I did download titanic data set from Kaggle.com, and analyzed it with Rapidminer.
There were no problem when I using the data which stored in my local drive. 

Then I uploaded the same data into AWS S3 and imported it.
I used "Read Amazon S3" and "Read CSV". "Read CSV" showed me right result, but "Select Attributes" displayed nothing.

*refer the attached picture please. 
 - In A (local drive file), Select Attributes displayed the lists ~ Age, Cabin, Embarked, ..... 
 - But B (AWS S3), Select Attributes displayed nothing in dialog box. 
   There is no security or access problem. When I directly connected the "Read CSV"'s out port with result,
   it displayed right output.  

   PS. Perhaps, Don't mind the yellow warning icon in the "Read Amazon S3". That's only because I'm not 
        accessed to AWS now. 

Am I cannot use "Select Attributes" with Amazon S3 file?
or I did some mistake? 

Thank you. 



Best Answer

  • varunm1
    varunm1 New Altair Community Member
    edited March 2020 Answer ✓
    @YB_Choi

    In general, rapidminer will propagate metadata information (ATtribute names etc.) when we use most of the operators. This is enabled by selecting PROCESS --> VALIDATE AUTOMATICALLY. Sometimes it cannot, I think this is one of those cases. I am tagging @David_A and @mschmitz if they have any information for you.

Answers

  • varunm1
    varunm1 New Altair Community Member
    edited March 2020
    Hello @YB_Choi

    You can use it. I guess its not pre-fetching attribute names to be displayed in Select attributes operator. Can you set a breakpoint before Select Attribute operator? This can be done by right-clicking on select attributes and then select "breakpoint before". Once you do this, run the process to see if it is displaying the data. If this is displaying data, then it fine, you just need to add the attribute names manually in "Selected Attributes" section and press the PLUS symbol.
  • YB_Choi
    YB_Choi New Altair Community Member
    Thank you, varunm. 

    I cannot understand the "add the attribute names manually in "Selected Attributes" section and press the PLUS symbol." 
    Can you explain it more detail, please? 

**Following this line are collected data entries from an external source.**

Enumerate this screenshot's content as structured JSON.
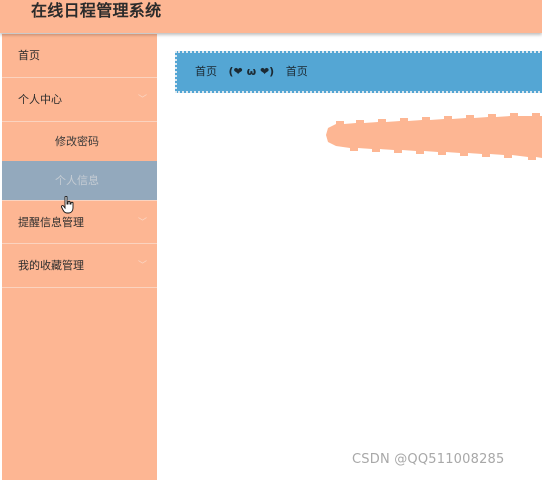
{
  "app": {
    "title": "在线日程管理系统"
  },
  "sidebar": {
    "items": [
      {
        "label": "首页"
      },
      {
        "label": "个人中心",
        "children": [
          {
            "label": "修改密码"
          },
          {
            "label": "个人信息",
            "active": true
          }
        ]
      },
      {
        "label": "提醒信息管理"
      },
      {
        "label": "我的收藏管理"
      }
    ]
  },
  "breadcrumb": {
    "home": "首页",
    "separator": "(❤ ω ❤)",
    "current": "首页"
  },
  "watermark": "CSDN @QQ511008285",
  "colors": {
    "header": "#fdb693",
    "sidebar": "#fdb693",
    "active_item": "#93a9bd",
    "breadcrumb_bg": "#54a6d4",
    "decor": "#fdb693"
  }
}
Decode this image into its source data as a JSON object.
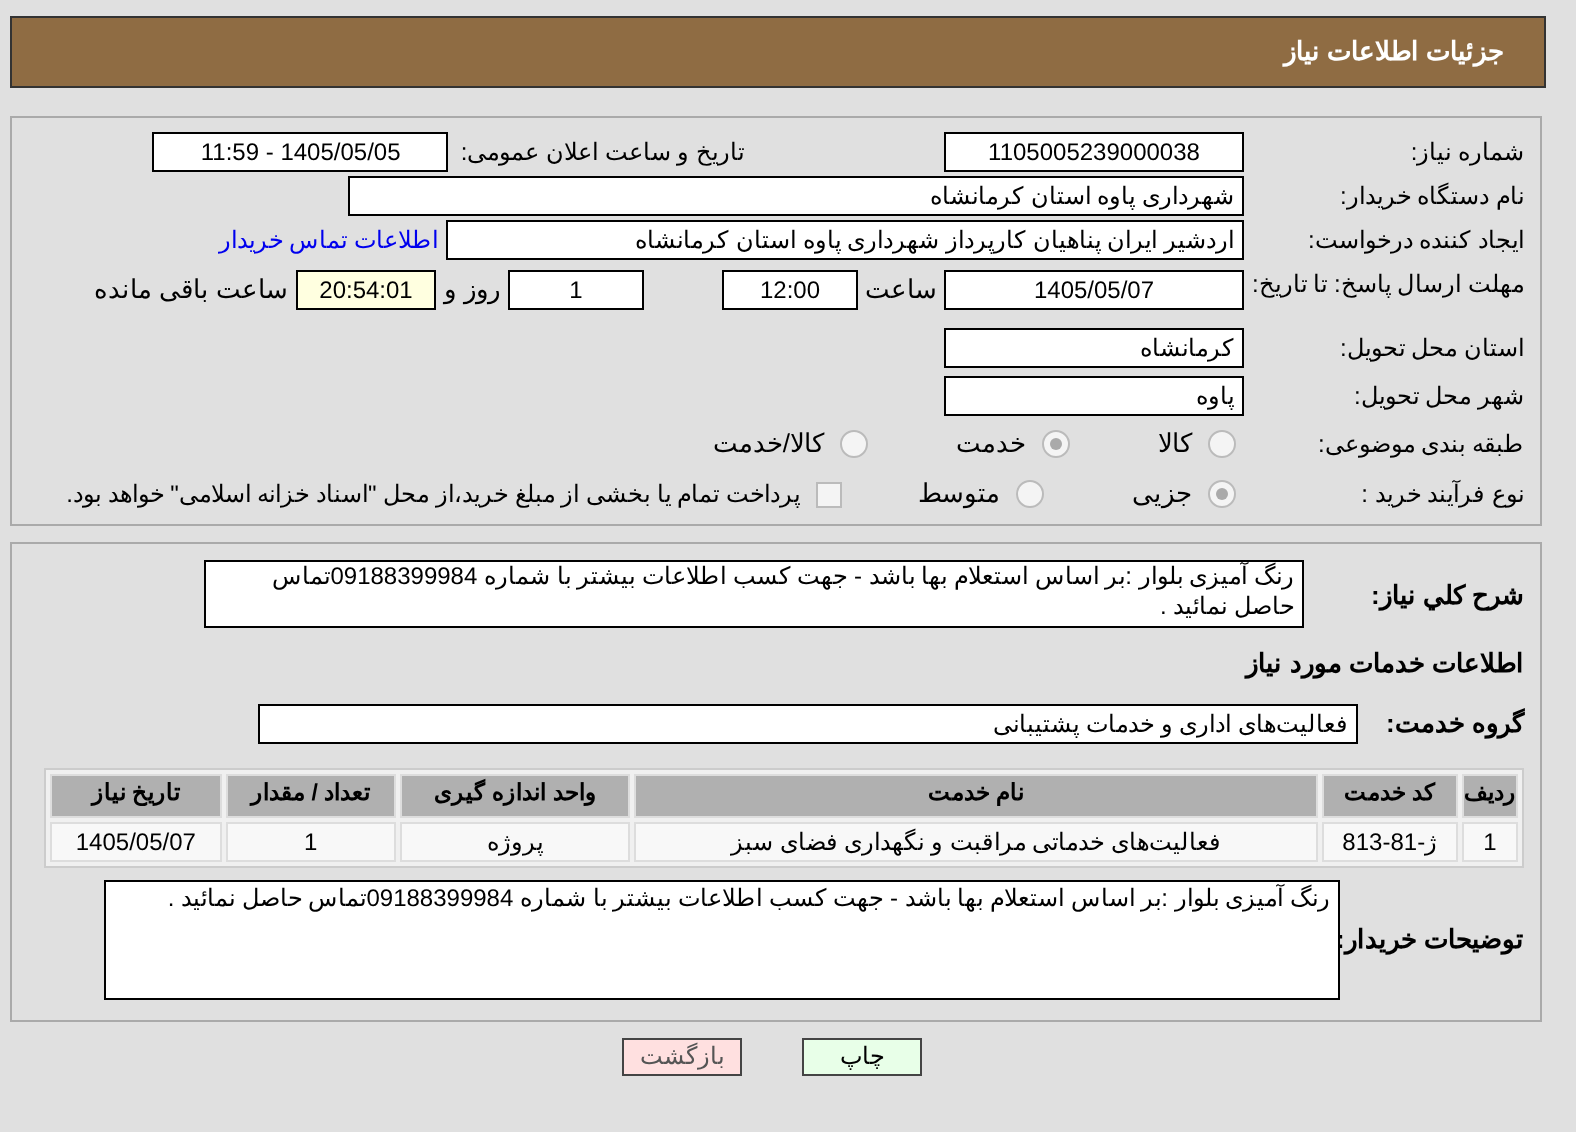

    fig1. Read CSV from S3 is success 


    fig2. but Select Attributes display nothing 

  • YB_Choi
    YB_Choi New Altair Community Member
    Sorry, I got it. 
    Press the green + button & type the column names manually!! 
    (Oh my gosh. Real manually??) 

    Thank you very much. 
  • varunm1
    varunm1 New Altair Community Member
    edited March 2020 Answer ✓
    @YB_Choi

    In general, rapidminer will propagate metadata information (ATtribute names etc.) when we use most of the operators. This is enabled by selecting PROCESS --> VALIDATE AUTOMATICALLY. Sometimes it cannot, I think this is one of those cases. I am tagging @David_A and @mschmitz if they have any information for you.
  • David_A
    David_A New Altair Community Member

    as Varun has pointed out, normally RapidMiner will propagate the meta-data and then will know the attribute names, so you can for example add them more simply to the attribute selection.

    In your case the data are picked from a remote S3 bucket, so until the process is running, there is no chance to know the layout of the data. What you can do (if the data in the S3 bucket are not changing regularly), is simply run the first part of the process, store the result of the Read CSV operator in your RapidMiner repository and retrieve them in another process for further work. Then you also have the full meta data and the more convenient user interface.

    Best,
    David
  • YB_Choi
    YB_Choi New Altair Community Member
    edited March 2020
    David_A 
    Now I'm doing that. ^^  Thank you.